En réponse à M. Pierre Laffitte, président, il a confirmé que l'accord du CSA n'avait pas été sollicité pour la rediffusion sur le réseau câblé du journal de France 3.

Interrogé par Mme Danièle Pourtaud, il a précisé que cette application avait été développée dans le cadre des expérimentations autorisées par la " loi Fillon ".

Il a en outre estimé qu'un cadre juridique devait être défini pour offrir des garanties suffisantes, en matière d'éthique en particulier, mais que ce cadre devait toutefois rester suffisamment flexible pour ne pas freiner le développement d'Internet.

M. Stéphane Treppoz a ensuite présenté une démonstration d'une application multimédia dénommée Télériviera mise en service à Nice depuis le mois de septembre 1996, accessible en souscrivant à un abonnement de 150 F par mois. Il a indiqué que cette application offrait un accès à Internet, à des services locaux concernant la ville de Nice, à des jeux et à une bibliothèque de CDROM. Il a précisé que 300 sites étaient ainsi hébergés en tête de réseau et accessibles à haut débit.

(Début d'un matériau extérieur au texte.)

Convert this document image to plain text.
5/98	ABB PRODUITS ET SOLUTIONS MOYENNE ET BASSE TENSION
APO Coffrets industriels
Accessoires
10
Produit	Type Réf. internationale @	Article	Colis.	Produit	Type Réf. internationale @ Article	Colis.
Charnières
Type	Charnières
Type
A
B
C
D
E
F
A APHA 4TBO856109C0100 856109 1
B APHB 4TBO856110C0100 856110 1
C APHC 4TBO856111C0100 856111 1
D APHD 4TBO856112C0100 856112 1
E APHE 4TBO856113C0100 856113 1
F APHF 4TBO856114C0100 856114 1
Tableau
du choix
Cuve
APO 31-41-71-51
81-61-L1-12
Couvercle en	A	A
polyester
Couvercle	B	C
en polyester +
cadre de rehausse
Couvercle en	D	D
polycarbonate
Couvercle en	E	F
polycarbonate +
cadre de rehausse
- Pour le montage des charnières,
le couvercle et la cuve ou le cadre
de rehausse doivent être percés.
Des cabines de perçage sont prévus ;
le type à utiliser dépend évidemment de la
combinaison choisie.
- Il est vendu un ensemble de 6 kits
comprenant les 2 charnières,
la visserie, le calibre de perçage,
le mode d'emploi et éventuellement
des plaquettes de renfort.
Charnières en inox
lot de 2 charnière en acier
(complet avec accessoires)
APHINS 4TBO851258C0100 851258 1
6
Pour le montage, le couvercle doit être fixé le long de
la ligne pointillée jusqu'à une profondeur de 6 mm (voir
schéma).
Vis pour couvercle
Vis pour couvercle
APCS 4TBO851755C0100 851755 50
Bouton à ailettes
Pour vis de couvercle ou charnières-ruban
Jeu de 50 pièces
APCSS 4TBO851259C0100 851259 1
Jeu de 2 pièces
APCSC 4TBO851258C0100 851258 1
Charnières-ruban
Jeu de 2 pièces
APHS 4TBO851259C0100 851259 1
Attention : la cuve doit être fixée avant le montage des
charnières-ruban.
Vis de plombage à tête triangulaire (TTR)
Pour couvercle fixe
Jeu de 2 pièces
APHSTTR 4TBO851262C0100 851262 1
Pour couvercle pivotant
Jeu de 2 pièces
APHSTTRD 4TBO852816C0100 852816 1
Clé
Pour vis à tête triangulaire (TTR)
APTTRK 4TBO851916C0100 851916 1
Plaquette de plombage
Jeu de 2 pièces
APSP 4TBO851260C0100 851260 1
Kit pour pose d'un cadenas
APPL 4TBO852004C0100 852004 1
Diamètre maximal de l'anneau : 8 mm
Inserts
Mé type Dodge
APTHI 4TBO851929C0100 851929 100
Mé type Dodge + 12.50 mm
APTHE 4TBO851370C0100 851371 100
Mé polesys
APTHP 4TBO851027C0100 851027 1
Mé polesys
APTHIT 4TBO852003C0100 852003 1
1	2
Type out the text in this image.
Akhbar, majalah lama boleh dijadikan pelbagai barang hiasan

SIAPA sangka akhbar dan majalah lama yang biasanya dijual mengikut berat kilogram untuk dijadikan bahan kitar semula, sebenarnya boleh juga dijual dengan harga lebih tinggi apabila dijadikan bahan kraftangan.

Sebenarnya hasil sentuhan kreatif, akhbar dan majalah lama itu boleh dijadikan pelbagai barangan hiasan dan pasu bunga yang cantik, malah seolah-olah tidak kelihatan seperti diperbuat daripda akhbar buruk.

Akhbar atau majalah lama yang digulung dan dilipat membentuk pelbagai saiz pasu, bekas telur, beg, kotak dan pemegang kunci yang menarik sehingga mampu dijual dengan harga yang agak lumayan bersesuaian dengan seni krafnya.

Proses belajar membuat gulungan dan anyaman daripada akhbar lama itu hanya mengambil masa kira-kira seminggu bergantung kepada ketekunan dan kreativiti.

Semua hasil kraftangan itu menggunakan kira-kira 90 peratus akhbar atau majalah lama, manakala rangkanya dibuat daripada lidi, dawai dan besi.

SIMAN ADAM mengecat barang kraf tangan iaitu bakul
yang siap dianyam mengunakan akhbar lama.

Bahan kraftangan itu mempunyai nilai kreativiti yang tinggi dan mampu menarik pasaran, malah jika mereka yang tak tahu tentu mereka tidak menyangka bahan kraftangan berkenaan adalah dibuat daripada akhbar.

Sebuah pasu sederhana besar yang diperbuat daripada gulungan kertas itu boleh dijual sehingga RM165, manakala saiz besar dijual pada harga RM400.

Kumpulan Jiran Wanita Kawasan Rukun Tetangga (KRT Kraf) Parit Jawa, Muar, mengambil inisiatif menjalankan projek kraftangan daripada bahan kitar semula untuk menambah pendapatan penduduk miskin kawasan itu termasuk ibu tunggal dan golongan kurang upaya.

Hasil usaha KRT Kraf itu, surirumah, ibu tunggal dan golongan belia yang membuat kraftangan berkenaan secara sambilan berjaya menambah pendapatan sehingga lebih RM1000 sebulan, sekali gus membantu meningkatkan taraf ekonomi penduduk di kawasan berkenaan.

En réponse à Mme Danièle Pourtaud, il a indiqué que parmi les deux cents abonnés niçois, plus de la moitié n'avaient jamais accédé à Internet auparavant et qu'ils appartenaient à toutes les tranches d'âge et à toutes les catégories professionnelles.

Interrogé par M. Franck Sérusclat, il a estimé souhaitable d'abaisser le coût de l'abonnement, pour un premier niveau de services, à 50 F ou à 80 F par mois. Il a précisé que l'interface permettant d'accéder aux différentes applications devrait pouvoir fonctionner sur des micro-ordinateurs peu puissants et même, à l'avenir, sur un poste de télévision.

M. Jean-Pascal Tranie a enfin indiqué que la CGE détenait des sites câblés concessifs dans le Val-de-Marne, dans le Nord et à Nice et que des négociations étaient en cours avec France-Télécom pour permettre aux abonnés du réseau de France-Télécom de bénéficier des services offerts par la CGE.